A project in the Gulf of California uses different technology for the same goal. To find out where the threatened porpoise called the vaquita hangs out, scientists are about to begin underwater acoustic monitoring by dragging microphones off the back of a sailboat. That could give them a better fix on where gill nets, which trap and kill vaquita, should be banned.

The most advanced undersea ears belong to the U.S. Navy, which built a vast network of underwater microphones to detect Soviet submarines. A few years ago the Navy began sharing with marine biologists the sounds their microphones detected. It had long been biological dogma that whales were scarce in the open ocean, but the Navy was picking up whale songs thousands of miles from land. Christopher Clark of Cornell launched a project to "mine" the sea with high-tech acoustics. He packs microprocessors and hydrophones into an 18-inch sphere and drops it overboard. After a few weeks, Clark retrieves the "pop-up" by transmitting a signal that separates the unit from its anchor. His effort is helping Italian scientists learn where fin and sperm whales are surviving in the polluted waters of the Mediterranean.

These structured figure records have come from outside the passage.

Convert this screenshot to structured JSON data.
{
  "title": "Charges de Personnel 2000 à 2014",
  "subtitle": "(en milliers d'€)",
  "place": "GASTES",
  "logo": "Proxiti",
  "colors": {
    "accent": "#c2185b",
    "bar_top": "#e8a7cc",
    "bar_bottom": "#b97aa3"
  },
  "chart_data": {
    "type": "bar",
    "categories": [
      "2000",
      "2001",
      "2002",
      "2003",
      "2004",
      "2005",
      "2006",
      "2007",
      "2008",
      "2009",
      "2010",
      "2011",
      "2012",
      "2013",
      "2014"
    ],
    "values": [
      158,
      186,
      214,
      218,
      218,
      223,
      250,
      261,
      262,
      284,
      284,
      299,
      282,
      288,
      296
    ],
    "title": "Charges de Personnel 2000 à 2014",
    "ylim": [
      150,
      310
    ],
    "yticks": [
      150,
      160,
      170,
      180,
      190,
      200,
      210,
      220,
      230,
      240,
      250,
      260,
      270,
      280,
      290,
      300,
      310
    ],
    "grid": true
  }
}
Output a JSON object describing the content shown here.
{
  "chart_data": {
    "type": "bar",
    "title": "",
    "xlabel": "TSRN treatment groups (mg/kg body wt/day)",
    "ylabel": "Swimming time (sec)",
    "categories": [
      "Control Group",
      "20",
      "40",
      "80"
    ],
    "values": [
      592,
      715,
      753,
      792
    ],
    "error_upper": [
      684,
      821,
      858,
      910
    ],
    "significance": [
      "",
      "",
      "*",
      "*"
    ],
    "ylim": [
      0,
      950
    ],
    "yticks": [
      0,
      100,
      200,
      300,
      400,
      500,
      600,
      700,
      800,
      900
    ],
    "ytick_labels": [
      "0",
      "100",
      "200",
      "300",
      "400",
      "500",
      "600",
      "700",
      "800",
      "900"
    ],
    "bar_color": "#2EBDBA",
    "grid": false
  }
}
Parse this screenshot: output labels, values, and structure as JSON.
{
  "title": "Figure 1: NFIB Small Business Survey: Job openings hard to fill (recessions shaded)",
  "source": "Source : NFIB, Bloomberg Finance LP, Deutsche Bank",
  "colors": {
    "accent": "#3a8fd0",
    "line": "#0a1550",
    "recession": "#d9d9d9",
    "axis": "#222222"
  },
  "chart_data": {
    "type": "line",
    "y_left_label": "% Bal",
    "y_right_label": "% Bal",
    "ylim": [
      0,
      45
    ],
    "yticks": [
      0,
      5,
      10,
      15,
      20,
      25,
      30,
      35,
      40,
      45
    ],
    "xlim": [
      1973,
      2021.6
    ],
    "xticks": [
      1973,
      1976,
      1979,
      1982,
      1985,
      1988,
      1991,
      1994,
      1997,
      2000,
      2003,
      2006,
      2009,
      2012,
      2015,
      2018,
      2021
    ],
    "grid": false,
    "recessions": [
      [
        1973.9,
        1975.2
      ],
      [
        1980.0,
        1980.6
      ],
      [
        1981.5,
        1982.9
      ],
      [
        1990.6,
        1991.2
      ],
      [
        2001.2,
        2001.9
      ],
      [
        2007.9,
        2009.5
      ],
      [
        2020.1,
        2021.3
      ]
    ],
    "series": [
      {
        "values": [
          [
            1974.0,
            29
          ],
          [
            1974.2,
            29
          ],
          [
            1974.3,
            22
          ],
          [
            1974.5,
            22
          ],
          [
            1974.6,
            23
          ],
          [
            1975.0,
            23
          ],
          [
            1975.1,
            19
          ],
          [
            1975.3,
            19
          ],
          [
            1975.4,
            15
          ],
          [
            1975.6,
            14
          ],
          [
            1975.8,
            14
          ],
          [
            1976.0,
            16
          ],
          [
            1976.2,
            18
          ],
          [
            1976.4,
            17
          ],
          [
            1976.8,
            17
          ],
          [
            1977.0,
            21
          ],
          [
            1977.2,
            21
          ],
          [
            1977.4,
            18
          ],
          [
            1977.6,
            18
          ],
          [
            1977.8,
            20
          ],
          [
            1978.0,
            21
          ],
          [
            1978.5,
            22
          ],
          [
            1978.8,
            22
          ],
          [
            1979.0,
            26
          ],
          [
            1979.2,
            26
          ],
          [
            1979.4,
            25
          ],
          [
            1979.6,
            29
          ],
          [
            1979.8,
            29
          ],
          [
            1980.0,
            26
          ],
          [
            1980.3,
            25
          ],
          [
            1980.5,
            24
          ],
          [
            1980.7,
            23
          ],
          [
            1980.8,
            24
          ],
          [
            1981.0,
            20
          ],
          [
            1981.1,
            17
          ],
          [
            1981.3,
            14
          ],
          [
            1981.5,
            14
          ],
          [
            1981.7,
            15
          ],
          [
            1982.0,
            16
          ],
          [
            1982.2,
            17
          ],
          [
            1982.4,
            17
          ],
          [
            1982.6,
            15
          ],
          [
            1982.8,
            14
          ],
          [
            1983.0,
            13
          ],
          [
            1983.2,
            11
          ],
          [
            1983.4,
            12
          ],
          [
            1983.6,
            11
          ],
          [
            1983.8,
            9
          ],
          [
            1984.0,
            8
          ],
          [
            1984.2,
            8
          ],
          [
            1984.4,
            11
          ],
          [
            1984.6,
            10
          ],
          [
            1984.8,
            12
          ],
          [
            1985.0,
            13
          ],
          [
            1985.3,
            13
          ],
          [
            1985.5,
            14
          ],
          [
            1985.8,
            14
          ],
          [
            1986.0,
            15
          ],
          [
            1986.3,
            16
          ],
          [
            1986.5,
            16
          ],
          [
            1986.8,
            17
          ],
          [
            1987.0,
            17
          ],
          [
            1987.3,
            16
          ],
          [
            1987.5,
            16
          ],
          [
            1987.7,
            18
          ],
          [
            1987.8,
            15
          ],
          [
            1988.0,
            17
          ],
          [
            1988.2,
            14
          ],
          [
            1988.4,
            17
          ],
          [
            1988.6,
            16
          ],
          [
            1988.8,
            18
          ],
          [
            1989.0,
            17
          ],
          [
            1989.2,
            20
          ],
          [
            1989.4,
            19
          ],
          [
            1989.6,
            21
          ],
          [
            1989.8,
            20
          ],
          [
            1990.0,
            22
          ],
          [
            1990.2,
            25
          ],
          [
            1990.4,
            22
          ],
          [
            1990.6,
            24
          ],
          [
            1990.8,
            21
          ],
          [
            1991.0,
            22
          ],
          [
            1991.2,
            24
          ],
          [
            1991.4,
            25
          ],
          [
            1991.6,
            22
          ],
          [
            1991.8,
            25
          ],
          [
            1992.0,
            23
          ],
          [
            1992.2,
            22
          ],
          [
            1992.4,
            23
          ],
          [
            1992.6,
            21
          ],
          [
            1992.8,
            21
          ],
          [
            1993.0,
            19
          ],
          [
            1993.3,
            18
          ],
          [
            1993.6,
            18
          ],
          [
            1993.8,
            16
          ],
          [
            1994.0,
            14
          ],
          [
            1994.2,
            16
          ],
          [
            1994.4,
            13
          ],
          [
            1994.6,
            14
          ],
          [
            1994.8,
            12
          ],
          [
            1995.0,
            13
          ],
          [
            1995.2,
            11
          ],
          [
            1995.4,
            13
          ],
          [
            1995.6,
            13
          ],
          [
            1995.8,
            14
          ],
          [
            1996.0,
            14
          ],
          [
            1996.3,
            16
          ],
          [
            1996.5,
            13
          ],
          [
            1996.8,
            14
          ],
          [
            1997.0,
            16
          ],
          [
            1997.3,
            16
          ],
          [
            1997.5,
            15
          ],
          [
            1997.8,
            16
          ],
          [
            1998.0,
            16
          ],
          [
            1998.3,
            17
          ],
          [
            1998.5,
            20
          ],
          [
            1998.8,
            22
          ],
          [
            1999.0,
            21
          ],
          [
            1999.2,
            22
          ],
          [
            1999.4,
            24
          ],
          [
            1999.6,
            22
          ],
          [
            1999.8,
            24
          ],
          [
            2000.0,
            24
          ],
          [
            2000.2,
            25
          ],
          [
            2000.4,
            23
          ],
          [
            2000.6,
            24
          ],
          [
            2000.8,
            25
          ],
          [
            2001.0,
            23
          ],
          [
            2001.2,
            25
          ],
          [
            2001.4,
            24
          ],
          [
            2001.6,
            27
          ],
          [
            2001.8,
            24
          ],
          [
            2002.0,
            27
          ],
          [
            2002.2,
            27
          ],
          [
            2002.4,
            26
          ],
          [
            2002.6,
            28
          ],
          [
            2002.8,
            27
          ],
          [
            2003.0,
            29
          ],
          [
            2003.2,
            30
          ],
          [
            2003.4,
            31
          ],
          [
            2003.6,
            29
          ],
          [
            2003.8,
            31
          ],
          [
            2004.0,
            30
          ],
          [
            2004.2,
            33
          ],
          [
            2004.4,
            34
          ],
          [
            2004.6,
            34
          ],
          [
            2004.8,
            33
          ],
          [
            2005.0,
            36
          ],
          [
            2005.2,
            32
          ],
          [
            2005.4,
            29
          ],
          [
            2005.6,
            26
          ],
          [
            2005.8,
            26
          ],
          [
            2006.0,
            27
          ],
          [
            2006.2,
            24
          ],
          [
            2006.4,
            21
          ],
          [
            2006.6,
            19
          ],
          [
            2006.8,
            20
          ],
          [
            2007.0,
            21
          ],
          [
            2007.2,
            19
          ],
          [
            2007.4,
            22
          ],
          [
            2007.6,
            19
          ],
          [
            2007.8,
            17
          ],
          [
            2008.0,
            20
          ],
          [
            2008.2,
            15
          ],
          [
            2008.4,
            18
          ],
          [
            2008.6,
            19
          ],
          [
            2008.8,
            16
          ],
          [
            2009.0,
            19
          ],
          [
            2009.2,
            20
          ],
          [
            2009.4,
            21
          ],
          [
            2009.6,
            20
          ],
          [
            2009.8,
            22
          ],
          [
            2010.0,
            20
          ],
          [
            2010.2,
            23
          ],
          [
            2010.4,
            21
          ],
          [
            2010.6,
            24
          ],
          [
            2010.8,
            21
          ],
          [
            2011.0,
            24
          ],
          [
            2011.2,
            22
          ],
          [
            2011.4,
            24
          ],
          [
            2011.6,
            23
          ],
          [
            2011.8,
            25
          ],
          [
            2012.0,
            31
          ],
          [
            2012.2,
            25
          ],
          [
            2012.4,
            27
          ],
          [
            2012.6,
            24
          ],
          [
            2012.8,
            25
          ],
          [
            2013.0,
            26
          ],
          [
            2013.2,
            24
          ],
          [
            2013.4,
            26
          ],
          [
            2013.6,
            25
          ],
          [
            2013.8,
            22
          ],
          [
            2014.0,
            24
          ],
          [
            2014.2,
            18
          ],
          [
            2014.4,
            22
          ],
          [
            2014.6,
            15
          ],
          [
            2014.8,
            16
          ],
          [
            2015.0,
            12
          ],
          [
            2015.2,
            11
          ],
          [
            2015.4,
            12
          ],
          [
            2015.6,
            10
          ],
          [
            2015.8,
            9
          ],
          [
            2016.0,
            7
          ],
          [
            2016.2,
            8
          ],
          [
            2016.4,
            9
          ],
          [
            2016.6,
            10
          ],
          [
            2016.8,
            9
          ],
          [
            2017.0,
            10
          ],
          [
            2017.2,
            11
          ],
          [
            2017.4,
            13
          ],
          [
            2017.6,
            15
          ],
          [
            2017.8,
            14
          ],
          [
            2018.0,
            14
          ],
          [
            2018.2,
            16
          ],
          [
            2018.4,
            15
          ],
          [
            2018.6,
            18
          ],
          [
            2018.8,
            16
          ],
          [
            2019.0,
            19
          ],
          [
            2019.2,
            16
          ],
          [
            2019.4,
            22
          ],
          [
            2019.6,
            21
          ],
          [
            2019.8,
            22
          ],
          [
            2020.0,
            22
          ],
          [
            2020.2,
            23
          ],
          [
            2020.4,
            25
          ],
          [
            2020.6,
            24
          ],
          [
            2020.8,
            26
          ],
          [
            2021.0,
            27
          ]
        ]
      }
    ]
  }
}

China needs similar data to protect its pandas. Which microclimates, in the vast bamboo forests, do these endangered creatures live in? To find out, Andy Phillips of the San Diego Zoo has been teaching managers of China's panda reserves how to use the Global Positioning System of satellites to map the forests. Teams of 20 to 30 take readings with a GPS device, then record the soil type, vegetation and drainage at the spot. They match panda sightings to microclimates and plot them on a 3-D satellite-generated map.

Besides aiding conservation, technology is allowing scientists to study the behavior of animals that do their behaving out of sight. For 25 years, how and why seals dive as deep as 1,000 feet had been a mystery. To solve the puzzle, marine biologist Randall Davis of Texas A&M University worked with colleagues to develop a device that records time and depth while a camcorder mounted on a seal's head records where the animals go and what they do. The system showed that seals can sink without swimming, thus conserving oxygen and remaining underwater longer. Now Davis's team is putting its latest, hand-built, $15,000 device on the backs of Weddell seals in Antarctica. Why do the seals dive as deep as 600 feet to hunt? One reason is that they catch prey by swimming up through schools of fish, and by "silhouetting" their quarry against the ice.

In the Malay Peninsula, the way to protect elephants them seemed clear: get them away from farmers whose crops they raid. But many relocated elephants wandered back--a good way to get poached. When researchers attached satellite tags to relocated animals, they found that lone females seemed to make a beeline for home. Thanks to the satellite tracking, the researchers now know that to keep problem pachyderms from homing, they must be moved in mini-family units. If that works, then technology, so effective at nudging species toward extinction, might bring a few back.